TEXAS ETHICS COMMISSION
ETHICS ADVISORY OPINION NO. 99
December 10, 1992
Application of lobby statute to luncheon provided to legislators and legislative staff members by an organization whose members are also organizations. (AOR-86)
The Texas Ethics Commission has received a request concerning the application of Government Code chapter 305, the lobby statute, to luncheons provided for legislators and legislative staff members by an organization (hereinafter "the umbrella organization") that is made up of 48 member organizations. The umbrella organization provides luncheons to which every legislator as well as legislative staff members are invited.1 Dues from member organizations to the umbrella organization defray part of the cost of the meals. At each luncheon, one member organization pays part of the remaining cost of the meal. Individuals from the member organizations may attend the luncheon at a cost of $5 per meal.
The requestor first asks whether each member organization should report a portion of its $150 dues paid to the umbrella organization under the lobby statute. As we understand the request letter, the umbrella organization is making the expenditures at issue here.2 Thus the expenditures in question are attributable to the umbrella organization for purposes of lobby registration and reporting, not the individual members. Ethics Advisory Opinion No. 89 (1992).
The reporting requirements applicable to the umbrella organization depend on the nature of the umbrella organization. If the umbrella organization is nothing more than a conduit for making lobby expenditures and creating an opportunity for member organizations to communicate directly with members of the legislative branch to influence legislation, the umbrella organization, for purposes of the lobby statute,3 is "a business entity engaged in the representation of clients for the purpose of influencing legislation or administrative action." See Gov't Code § 305.005(j).
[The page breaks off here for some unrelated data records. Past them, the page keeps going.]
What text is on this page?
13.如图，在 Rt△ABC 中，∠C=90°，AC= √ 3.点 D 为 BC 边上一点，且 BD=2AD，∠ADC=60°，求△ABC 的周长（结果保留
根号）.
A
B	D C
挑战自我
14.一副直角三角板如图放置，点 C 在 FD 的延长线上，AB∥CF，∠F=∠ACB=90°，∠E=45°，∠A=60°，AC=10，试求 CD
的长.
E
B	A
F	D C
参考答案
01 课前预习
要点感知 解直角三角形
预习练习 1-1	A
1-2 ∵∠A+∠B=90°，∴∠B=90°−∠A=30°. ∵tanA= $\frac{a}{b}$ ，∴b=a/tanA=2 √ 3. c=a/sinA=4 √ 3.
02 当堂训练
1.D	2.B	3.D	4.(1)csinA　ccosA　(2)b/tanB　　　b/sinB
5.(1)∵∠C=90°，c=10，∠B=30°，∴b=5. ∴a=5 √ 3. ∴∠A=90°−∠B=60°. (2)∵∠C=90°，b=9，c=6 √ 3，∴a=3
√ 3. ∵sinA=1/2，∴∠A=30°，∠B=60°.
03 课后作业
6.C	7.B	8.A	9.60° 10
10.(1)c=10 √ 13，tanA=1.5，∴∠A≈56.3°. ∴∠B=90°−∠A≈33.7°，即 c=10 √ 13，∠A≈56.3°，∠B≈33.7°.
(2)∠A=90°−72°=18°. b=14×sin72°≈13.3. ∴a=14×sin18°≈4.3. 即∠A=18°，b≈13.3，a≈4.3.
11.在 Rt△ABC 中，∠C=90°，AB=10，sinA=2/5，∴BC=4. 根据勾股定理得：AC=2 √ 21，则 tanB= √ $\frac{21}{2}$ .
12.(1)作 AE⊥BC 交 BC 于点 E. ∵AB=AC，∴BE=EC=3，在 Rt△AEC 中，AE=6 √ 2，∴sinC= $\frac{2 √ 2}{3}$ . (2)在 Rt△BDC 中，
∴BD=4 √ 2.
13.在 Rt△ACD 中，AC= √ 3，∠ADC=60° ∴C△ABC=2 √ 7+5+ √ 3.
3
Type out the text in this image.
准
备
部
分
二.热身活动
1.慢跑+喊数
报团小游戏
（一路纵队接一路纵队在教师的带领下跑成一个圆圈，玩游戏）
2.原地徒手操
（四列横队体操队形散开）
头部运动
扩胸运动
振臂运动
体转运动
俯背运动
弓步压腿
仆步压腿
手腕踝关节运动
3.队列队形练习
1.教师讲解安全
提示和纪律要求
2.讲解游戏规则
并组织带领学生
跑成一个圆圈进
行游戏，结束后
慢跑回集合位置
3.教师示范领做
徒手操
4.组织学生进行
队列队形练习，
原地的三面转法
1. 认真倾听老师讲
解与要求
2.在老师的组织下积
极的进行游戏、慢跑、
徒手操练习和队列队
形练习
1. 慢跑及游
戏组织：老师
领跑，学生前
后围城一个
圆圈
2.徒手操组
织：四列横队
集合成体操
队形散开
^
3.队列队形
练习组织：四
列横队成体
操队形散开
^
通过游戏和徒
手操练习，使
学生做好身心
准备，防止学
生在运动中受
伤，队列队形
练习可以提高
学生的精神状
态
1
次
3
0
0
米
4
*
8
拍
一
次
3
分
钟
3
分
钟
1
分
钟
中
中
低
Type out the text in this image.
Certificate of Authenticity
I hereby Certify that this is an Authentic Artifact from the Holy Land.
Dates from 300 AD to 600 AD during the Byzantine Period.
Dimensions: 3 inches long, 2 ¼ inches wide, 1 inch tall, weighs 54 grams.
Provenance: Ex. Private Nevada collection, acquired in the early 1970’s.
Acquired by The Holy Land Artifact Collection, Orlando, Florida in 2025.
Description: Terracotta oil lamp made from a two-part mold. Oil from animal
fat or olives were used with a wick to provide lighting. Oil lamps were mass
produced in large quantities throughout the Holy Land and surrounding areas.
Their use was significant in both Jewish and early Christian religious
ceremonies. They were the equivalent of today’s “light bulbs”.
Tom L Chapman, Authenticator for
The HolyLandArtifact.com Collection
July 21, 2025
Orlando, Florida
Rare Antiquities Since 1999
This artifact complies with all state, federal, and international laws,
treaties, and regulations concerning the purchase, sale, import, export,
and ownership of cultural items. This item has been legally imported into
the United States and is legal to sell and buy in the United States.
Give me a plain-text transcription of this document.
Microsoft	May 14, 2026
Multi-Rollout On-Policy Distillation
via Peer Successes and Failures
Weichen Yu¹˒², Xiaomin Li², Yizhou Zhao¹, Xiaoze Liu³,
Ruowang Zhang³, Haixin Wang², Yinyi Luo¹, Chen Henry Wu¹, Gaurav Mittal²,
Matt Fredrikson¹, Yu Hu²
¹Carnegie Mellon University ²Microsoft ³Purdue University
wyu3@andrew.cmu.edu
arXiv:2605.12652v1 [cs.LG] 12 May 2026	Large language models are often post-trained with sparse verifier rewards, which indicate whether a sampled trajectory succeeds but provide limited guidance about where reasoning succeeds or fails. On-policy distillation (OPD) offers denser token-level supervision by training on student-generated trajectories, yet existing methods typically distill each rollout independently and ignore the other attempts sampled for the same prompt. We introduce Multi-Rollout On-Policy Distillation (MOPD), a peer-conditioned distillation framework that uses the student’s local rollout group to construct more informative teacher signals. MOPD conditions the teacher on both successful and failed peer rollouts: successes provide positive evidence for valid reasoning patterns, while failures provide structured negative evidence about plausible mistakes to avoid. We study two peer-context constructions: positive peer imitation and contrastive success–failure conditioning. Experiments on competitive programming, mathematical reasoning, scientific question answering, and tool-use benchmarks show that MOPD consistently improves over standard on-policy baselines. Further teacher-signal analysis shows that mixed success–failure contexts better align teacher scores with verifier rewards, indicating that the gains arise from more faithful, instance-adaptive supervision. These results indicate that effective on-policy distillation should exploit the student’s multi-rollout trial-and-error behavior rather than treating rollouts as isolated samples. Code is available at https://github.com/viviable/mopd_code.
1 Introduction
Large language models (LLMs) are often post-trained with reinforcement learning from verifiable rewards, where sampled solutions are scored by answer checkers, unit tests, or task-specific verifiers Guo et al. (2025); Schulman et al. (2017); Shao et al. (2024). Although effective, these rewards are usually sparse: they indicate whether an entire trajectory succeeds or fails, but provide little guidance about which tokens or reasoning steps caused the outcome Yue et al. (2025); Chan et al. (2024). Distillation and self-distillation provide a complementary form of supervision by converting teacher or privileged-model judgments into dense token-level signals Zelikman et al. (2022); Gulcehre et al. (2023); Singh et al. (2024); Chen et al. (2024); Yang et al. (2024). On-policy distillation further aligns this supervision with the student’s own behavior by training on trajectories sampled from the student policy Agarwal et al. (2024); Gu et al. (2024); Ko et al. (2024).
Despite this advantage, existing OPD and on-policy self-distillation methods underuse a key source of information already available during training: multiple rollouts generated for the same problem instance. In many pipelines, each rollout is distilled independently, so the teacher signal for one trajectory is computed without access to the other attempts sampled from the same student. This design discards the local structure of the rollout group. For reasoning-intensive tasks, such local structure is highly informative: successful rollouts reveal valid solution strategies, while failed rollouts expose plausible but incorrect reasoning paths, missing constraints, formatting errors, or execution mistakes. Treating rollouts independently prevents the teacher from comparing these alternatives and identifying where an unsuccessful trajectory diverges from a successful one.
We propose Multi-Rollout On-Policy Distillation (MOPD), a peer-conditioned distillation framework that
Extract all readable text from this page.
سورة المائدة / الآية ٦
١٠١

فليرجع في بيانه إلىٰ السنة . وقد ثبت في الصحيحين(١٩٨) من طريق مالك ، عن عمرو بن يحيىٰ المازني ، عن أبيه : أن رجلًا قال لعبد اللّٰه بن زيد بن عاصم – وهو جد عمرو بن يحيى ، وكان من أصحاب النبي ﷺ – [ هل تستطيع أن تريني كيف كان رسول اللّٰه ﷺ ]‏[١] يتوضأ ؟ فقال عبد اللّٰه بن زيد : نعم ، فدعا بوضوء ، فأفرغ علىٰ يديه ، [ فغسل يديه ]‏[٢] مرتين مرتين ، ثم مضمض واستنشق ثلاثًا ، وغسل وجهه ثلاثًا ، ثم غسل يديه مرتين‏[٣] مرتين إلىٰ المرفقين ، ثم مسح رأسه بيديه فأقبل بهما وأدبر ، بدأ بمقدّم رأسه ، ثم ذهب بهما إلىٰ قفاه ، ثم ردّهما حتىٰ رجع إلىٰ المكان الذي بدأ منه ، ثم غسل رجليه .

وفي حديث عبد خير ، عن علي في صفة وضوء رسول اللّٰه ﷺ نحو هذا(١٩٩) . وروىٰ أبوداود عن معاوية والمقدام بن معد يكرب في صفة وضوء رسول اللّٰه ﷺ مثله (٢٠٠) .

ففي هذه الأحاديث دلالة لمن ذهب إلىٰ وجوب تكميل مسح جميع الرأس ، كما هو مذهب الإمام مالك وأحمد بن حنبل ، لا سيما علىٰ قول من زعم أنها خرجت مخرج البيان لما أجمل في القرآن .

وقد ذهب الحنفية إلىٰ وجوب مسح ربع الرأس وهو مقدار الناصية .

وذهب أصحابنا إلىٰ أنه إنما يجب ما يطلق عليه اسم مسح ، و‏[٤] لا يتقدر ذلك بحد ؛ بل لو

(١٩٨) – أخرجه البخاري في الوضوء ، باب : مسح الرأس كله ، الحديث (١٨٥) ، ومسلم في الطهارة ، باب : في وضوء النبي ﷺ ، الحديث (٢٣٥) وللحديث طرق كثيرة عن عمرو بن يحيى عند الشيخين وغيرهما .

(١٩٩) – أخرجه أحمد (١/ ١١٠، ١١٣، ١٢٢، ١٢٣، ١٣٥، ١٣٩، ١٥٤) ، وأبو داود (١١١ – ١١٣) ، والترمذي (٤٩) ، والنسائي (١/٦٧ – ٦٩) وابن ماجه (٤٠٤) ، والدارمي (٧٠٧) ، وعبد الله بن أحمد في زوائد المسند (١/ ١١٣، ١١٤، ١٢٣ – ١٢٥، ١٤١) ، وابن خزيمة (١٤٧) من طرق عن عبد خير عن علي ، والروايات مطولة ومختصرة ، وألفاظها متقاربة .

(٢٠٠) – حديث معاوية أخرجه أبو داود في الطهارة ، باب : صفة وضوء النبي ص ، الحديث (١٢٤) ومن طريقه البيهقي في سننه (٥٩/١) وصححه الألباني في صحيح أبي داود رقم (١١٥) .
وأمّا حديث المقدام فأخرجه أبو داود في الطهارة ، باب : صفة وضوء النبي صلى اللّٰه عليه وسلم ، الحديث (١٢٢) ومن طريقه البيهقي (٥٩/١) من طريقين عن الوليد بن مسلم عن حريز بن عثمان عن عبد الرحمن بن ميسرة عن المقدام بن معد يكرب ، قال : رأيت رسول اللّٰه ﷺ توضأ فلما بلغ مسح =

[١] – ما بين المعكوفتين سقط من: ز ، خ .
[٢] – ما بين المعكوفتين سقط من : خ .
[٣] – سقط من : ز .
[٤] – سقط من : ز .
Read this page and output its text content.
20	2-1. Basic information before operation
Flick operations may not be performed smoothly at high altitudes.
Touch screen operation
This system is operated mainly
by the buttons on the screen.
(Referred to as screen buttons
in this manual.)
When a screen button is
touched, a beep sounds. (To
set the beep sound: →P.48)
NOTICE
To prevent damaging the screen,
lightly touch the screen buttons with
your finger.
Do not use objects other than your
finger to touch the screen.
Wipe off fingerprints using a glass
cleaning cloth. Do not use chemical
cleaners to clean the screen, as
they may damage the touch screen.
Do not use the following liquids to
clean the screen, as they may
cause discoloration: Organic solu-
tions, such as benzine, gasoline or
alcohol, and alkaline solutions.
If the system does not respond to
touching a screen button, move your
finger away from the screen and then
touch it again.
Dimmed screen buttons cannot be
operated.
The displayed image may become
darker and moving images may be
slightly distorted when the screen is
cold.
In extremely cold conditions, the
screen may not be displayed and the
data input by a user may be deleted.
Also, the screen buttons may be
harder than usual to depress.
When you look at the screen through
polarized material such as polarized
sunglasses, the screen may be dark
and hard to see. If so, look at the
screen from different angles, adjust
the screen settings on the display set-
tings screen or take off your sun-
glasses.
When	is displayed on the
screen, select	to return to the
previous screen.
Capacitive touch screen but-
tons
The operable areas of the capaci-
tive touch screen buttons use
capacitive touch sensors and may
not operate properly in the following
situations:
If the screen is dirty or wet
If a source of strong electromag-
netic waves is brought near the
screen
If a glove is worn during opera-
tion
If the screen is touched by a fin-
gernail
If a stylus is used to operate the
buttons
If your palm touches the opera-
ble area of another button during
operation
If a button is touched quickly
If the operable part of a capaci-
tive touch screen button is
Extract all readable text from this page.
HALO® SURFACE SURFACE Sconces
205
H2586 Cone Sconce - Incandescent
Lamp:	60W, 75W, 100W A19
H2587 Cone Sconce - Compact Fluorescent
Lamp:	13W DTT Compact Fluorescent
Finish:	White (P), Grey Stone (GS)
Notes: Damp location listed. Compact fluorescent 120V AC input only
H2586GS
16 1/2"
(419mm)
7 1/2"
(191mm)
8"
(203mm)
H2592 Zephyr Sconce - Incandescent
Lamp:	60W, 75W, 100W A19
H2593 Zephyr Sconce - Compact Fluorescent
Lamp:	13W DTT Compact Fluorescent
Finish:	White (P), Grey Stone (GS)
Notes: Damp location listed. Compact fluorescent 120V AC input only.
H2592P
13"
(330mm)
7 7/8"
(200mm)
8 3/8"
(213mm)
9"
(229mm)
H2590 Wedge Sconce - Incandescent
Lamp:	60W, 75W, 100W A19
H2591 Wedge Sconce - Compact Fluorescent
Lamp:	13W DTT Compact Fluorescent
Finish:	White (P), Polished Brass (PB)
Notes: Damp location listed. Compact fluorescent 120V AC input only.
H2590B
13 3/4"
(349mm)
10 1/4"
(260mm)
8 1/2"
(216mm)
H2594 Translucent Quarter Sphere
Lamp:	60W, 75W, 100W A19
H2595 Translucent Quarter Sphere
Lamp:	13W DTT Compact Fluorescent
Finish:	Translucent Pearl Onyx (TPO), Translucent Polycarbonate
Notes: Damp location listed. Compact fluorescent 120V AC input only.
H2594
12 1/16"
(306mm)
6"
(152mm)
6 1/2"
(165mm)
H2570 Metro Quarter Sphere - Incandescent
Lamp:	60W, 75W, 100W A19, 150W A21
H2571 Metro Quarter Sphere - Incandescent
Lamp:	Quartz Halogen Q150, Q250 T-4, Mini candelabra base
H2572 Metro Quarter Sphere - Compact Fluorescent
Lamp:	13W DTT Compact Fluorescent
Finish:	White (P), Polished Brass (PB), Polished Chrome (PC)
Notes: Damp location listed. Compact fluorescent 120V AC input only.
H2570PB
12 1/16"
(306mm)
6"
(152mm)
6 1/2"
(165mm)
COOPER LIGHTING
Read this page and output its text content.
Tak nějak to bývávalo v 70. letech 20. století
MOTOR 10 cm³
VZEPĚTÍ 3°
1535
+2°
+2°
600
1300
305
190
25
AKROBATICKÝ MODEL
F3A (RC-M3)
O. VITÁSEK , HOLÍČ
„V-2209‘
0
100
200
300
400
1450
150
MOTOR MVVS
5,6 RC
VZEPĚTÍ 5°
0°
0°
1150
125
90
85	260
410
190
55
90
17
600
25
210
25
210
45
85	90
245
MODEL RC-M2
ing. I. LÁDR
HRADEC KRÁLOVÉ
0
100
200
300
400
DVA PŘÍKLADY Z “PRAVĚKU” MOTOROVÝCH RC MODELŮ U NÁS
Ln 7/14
In that case, the umbrella organization would identify its member organizations as "clients" and report the information required under section 305.005(f)(3) for each member organization. The umbrella organization would report "dues" from member organizations as compensation.
If the umbrella organization serves broader purposes and exercises some discretion in the use of dues paid by member organizations, the umbrella group would have to provide on its lobby registration the information required by section 305.005(h),4 including "a list of those persons making a grant or contribution, in addition to or instead of dues or fees, that exceeds $250 per year." Id. § 305.005(h)(4). The umbrella organization would not have to report the names of its member organizations or information about dues paid by member organizations.5
The requestor also asks whether an individual who attends the luncheon must report the $5 expenditure for his own lunch as a lobby expenditure. If the individual has met one of the thresholds for required lobby registration,6 see id. § 305.003, then he must report the expenditure for his own lunch if the purpose of the expenditure is to communicate with members of the legislative branch to influence legislation.
The requestor also asks whether a member organization, which is paying for a particular lunch and has individual members who are registered lobbyists, should attribute any of the costs of the luncheon to those individual members who are lobbyists. Expenditures are to be attributed, for registration and reporting purposes, to the individual or entity that makes the expenditures. See Ethics Advisory Opinions Nos. 91, 89 (1992) (regarding attribution of expenditures). Again, however, a registrant must report the cost of his own lunch if the registrant purchases the lunch in order to communicate directly with one or more members of the legislative branch to influence legislation.
The lobby reporting requirements applicable to an umbrella organization made up of member organizations depend on the nature of the umbrella organization.
1 Because this is an event to which every legislator is invited, the cost of the luncheon is to be reported as a lump sum under the category of "events to which all legislators are invited." Gov't Code § 305.0062(a)(8). The legislature has provided that when expenditures are made under this category, a more detailed report of the expenditure is not required. Id . § 305.0062(d); Ethics Advisory Opinion No. 34 (1992).
2 The expenditure for each meal that is paid by an individual member organization is of course attributable to the member organization and may require the member organization to register and report as a lobbyist.
3 In such circumstances, the members have simply earmarked funds for lobby expenditures. See Ethics Advisory Opinion No. 91 (1992).
4 Section 305.005(h) provides as follows:
(h) If a registrant's activities are done on behalf of the members of a group or organization, including a business, trade, or consumer interest association but excluding a corporation, the registration form must include:
(1) a statement of the number of members in the group;
(2) the name of each person in the group or organization who determines the policy of the group or organization relating to influencing legislative or administrative action;
(3) a full description of the methods by which the registrant develops and makes decisions about positions on policy; and
(4) a list of those persons making a grant or contribution, in addition to or instead of dues or fees, that exceeds $250 per year.
5 The requestor also asks about the applicable reporting requirements if the umbrella organization charges each member organization an additional assessment to cover the costs of the luncheons. The nature of the umbrella organization, as discussed above, would determine the applicable reporting requirements.
6 An individual's expenditure for his own luncheon would not be included in the calculation to determine the expenditure threshold. Gov't Code § 305.003(a)(1).